Ty McCormack can expect to receive a crystal peach in the mail.
As the top runner from Georgia in Monday's Peachtree Road Race with a time of 31 minutes, 3 seconds, McCormack, a 2010 North Hall High graduate and dual sport runner for Clemson University, will receive this token to remember his performance from the Atlanta Track Club.
He finished 47th among all men in the field of approximately 60,000 runners in the 6.2-mile run that weaves through the streets of Atlanta.
"It's definitely exciting to finish as the top runner from the entire state," said McCormack, who dined on cheesecake the night before the race. "I definitely didn't come into it taking it as seriously as one of my college meets."
When he finished the race he wasn't aware of getting an award for his performance.
"I was getting texts from people after the race that I didn't get my award," McCormack said. "But by then, we were already back in Gainesville."
Sammy Kitwara of Kenya won the race for the second time with a time of 28:05, less than three minutes ahead of McCormack.
He sprinted to the finish line, winning just ahead of fellow Kenyan Mathew Kisorio.

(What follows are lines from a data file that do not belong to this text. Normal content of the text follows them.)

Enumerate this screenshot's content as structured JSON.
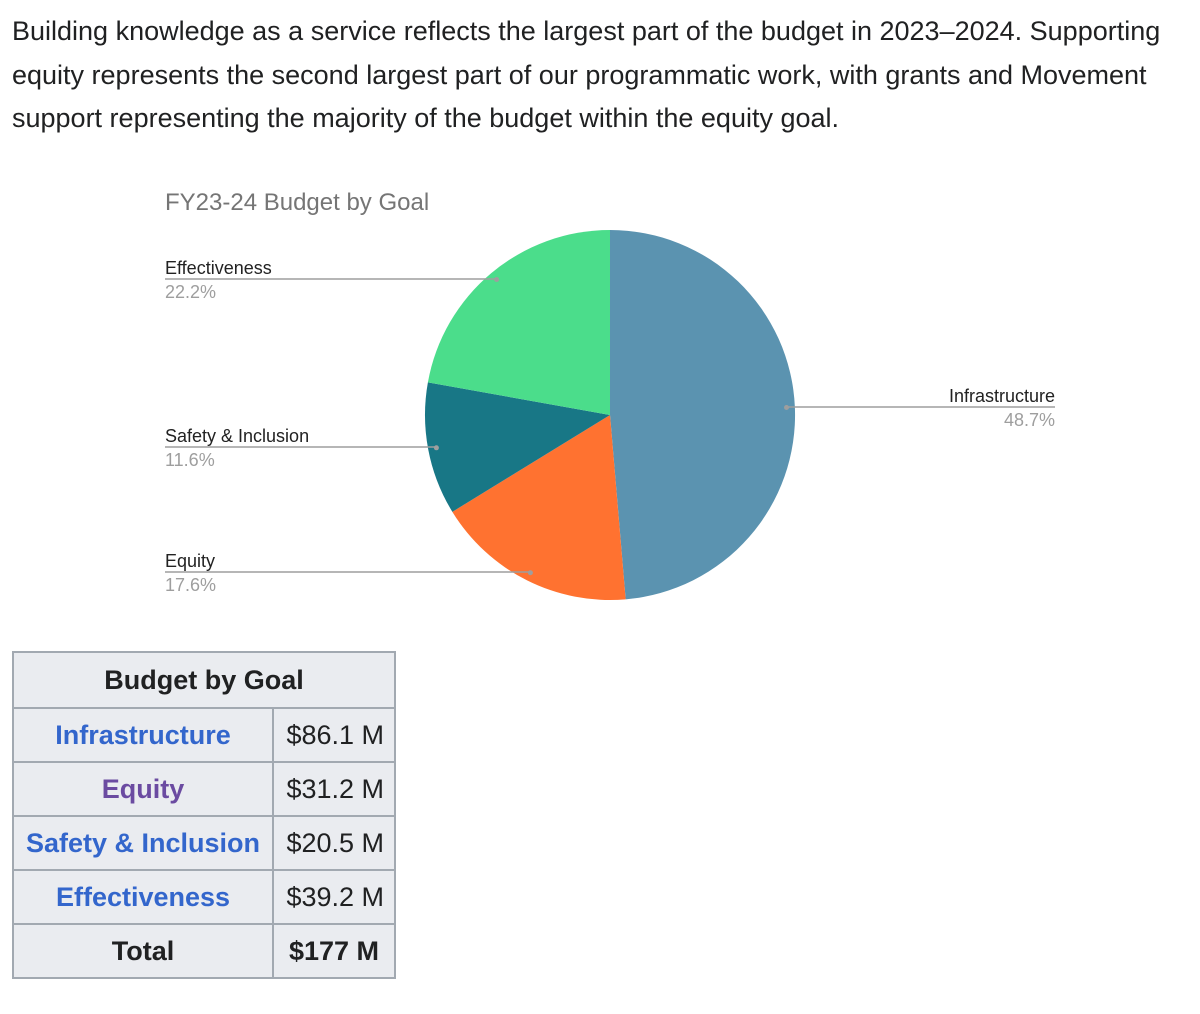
{
  "intro_text": "Building knowledge as a service reflects the largest part of the budget in 2023–2024. Supporting equity represents the second largest part of our programmatic work, with grants and Movement support representing the majority of the budget within the equity goal.",
  "chart_data": {
    "type": "pie",
    "title": "FY23-24 Budget by Goal",
    "slices": [
      {
        "label": "Infrastructure",
        "value": 48.7,
        "display": "48.7%",
        "color": "#5b93b0"
      },
      {
        "label": "Equity",
        "value": 17.6,
        "display": "17.6%",
        "color": "#ff7230"
      },
      {
        "label": "Safety & Inclusion",
        "value": 11.6,
        "display": "11.6%",
        "color": "#187786"
      },
      {
        "label": "Effectiveness",
        "value": 22.2,
        "display": "22.2%",
        "color": "#4bdd8b"
      }
    ]
  },
  "table": {
    "caption": "Budget by Goal",
    "rows": [
      {
        "goal": "Infrastructure",
        "amount": "$86.1 M"
      },
      {
        "goal": "Equity",
        "amount": "$31.2 M"
      },
      {
        "goal": "Safety & Inclusion",
        "amount": "$20.5 M"
      },
      {
        "goal": "Effectiveness",
        "amount": "$39.2 M"
      }
    ],
    "total_label": "Total",
    "total_amount": "$177 M"
  }
}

Kitwara's time was 28 minutes, 5 seconds.
The 24-year-old Kitwara also won the Peachtree in 2009. He came in eighth last year. The top women's racer was Werknesh Kidane of Ethiopia, who finished in 31:22.

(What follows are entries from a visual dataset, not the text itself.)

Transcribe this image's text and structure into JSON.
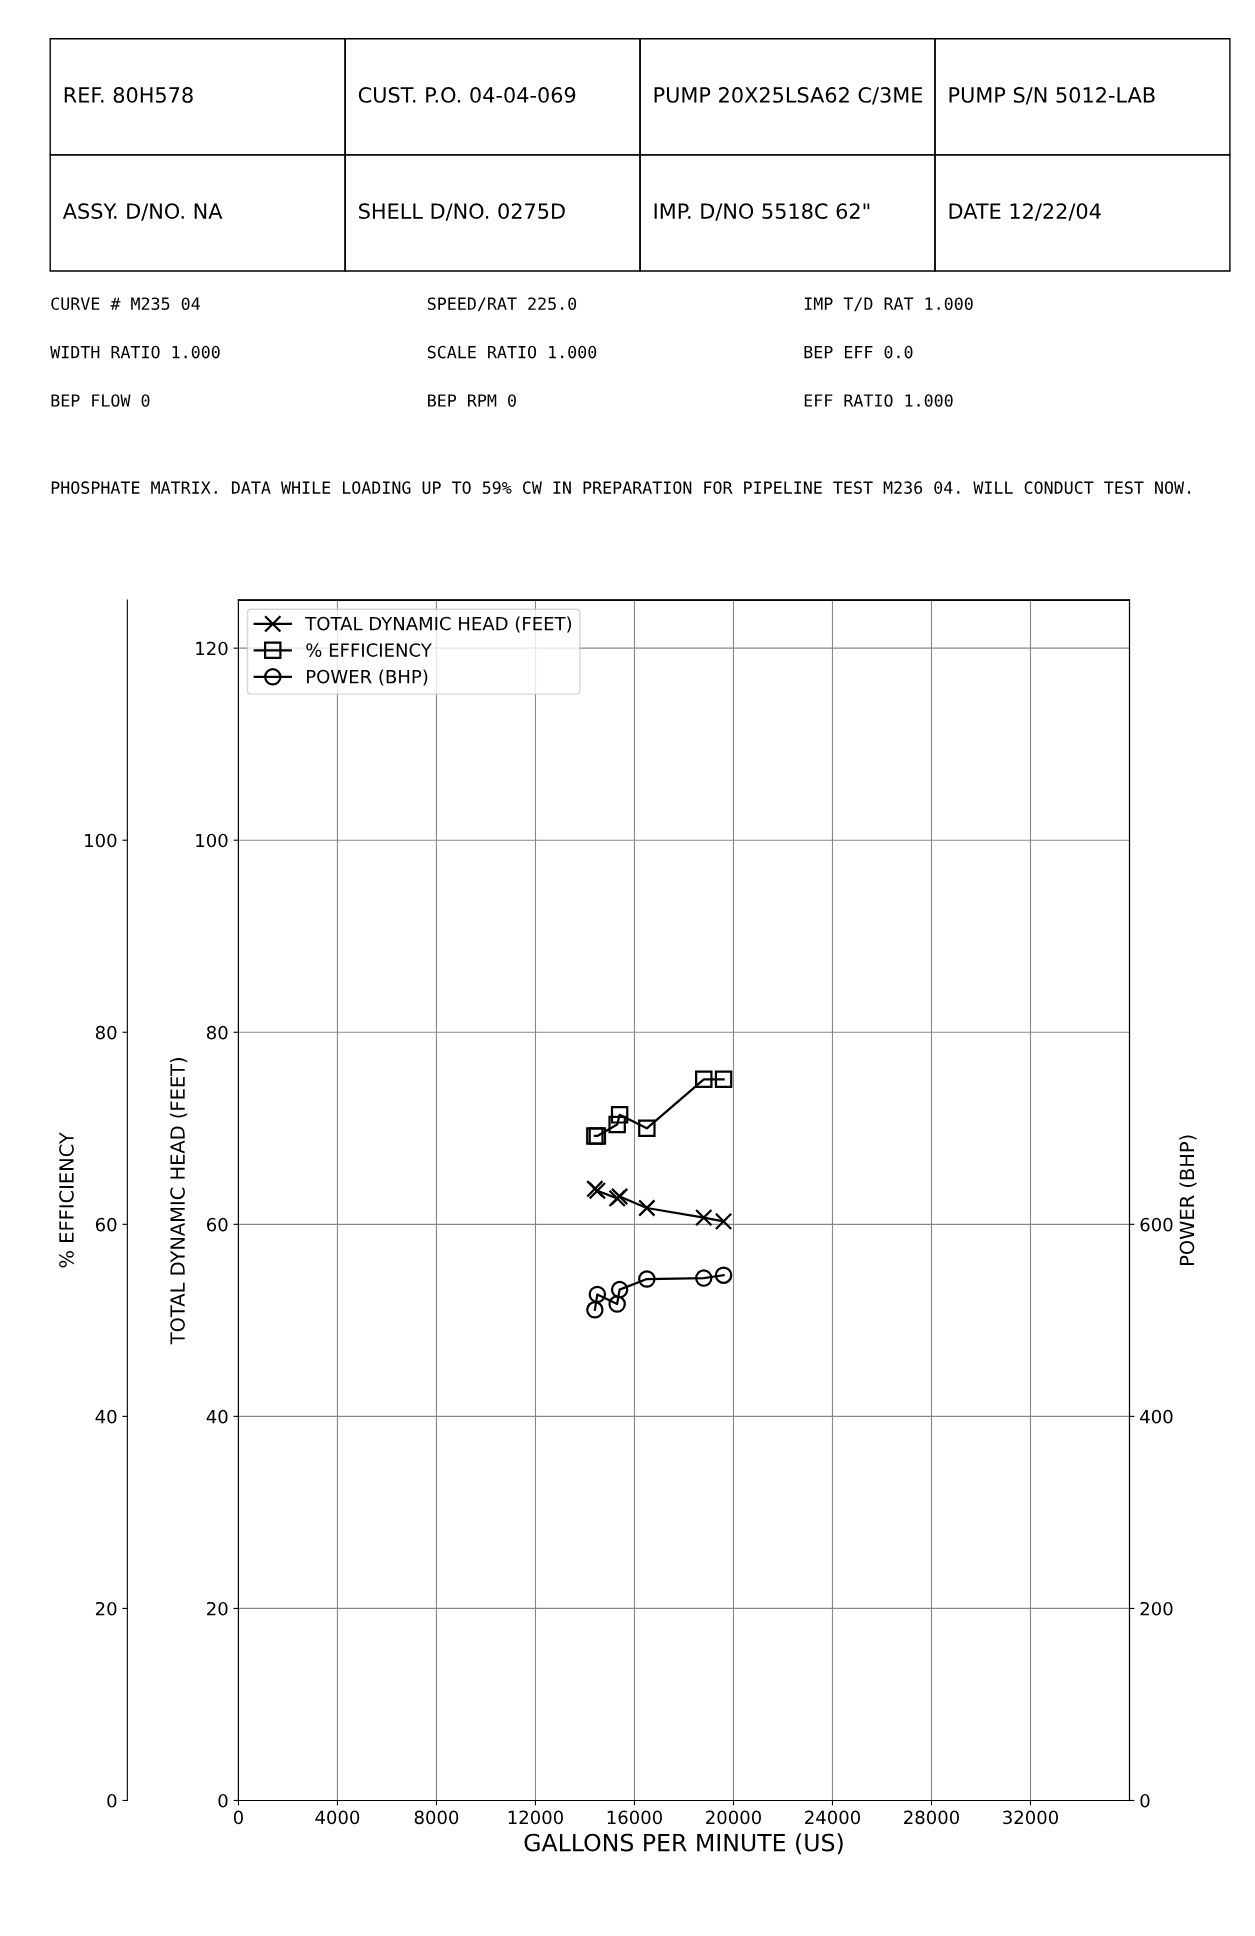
{
  "chart_data": {
    "type": "line",
    "xlabel": "GALLONS PER MINUTE (US)",
    "ylabel": "TOTAL DYNAMIC HEAD (FEET)",
    "y2label": "% EFFICIENCY",
    "y3label": "POWER (BHP)",
    "x": [
      19600,
      18800,
      16500,
      15400,
      15300,
      14500,
      14400
    ],
    "series": [
      {
        "name": "TOTAL DYNAMIC HEAD (FEET)",
        "color": "#000000",
        "marker": "cross",
        "values": [
          60.3,
          60.7,
          61.7,
          62.9,
          62.7,
          63.5,
          63.7
        ]
      },
      {
        "name": "% EFFICIENCY",
        "color": "#000000",
        "marker": "square",
        "axis": "y2",
        "values": [
          75.1,
          75.1,
          70.0,
          71.4,
          70.4,
          69.2,
          69.2
        ]
      },
      {
        "name": "POWER (BHP)",
        "color": "#000000",
        "marker": "circle",
        "axis": "y3",
        "values": [
          547,
          544,
          543,
          532,
          517,
          527,
          511
        ]
      }
    ],
    "xlim": [
      0,
      36000
    ],
    "xticks": [
      0,
      4000,
      8000,
      12000,
      16000,
      20000,
      24000,
      28000,
      32000
    ],
    "ylim": [
      0,
      125
    ],
    "yticks": [
      0,
      20,
      40,
      60,
      80,
      100,
      120
    ],
    "y2lim": [
      0,
      125
    ],
    "y2ticks": [
      0,
      20,
      40,
      60,
      80,
      100
    ],
    "y3lim": [
      0,
      1250
    ],
    "y3ticks": [
      0,
      200,
      400,
      600
    ],
    "grid": true,
    "legend": "top left",
    "line_style": "solid",
    "annotations": [
      "REF. 80H578",
      "CUST. P.O. 04-04-069",
      "PUMP 20X25LSA62 C/3ME",
      "PUMP S/N 5012-LAB",
      "ASSY. D/NO. NA",
      "SHELL D/NO. 0275D",
      "IMP. D/NO 5518C 62\"",
      "DATE 12/22/04",
      "CURVE # M235 04",
      "SPEED/RAT 225.0",
      "IMP T/D RAT 1.000",
      "WIDTH RATIO 1.000",
      "SCALE RATIO 1.000",
      "BEP EFF 0.0",
      "BEP FLOW 0",
      "BEP RPM 0",
      "EFF RATIO 1.000",
      "PHOSPHATE MATRIX. DATA WHILE LOADING UP TO 59% CW IN PREPARATION FOR PIPELINE TEST M236 04. WILL CONDUCT TEST NOW."
    ]
  }
}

McCormack, 18, would like to have his name etched among the list of Peachtree's overall winners, but thinks it's a more realistic goal to aim for being the first American man to cross the finish line, which comes with a cash prize.
The last American to win the Peachtree Road Race was Ed Eyestone in 1991.
This year's top US finisher was 25-year-old Benjamin True of Hanover, N.H., with a time of 28:28.
Running a 10-kilometer road race is a somewhat unfamiliar distance for McCormack. College cross country races are 8K, except for nationals which are the 10K distance.
McCormack, who ran among sub-seeded runners, started the Peachtree with what he called a conservative pace and ran the first three miles at about 16 minutes.
However, the last half of the race that trends uphill, he finished with a 4:50 pace per mile.
"I don't know if it was superhuman strength or what," McCormack said. "I just left it in God's hands."
And when he finished the race there was quite a bit of confusion about what he had just accomplished.
Since McCormack was the first of the non-elite runners to finish the race and head to the tent for his classification, many were thinking he was the overall winner.
"People were going crazy and taking my picture because they thought I won it," McCormack said. "People were chanting USA, USA!"
He was running the race with a friend Brett Richardson, who runs at the University of Georgia. McCormack's girlfriend, Laura Mancin, finished with a time of 48:08.
Each of the past two years, McCormack has shaved about two minutes off his time from the previous year. In 2010, he ran a 33:01 and finished at 35:27 in 2009.
The Associated Press contributed to this report.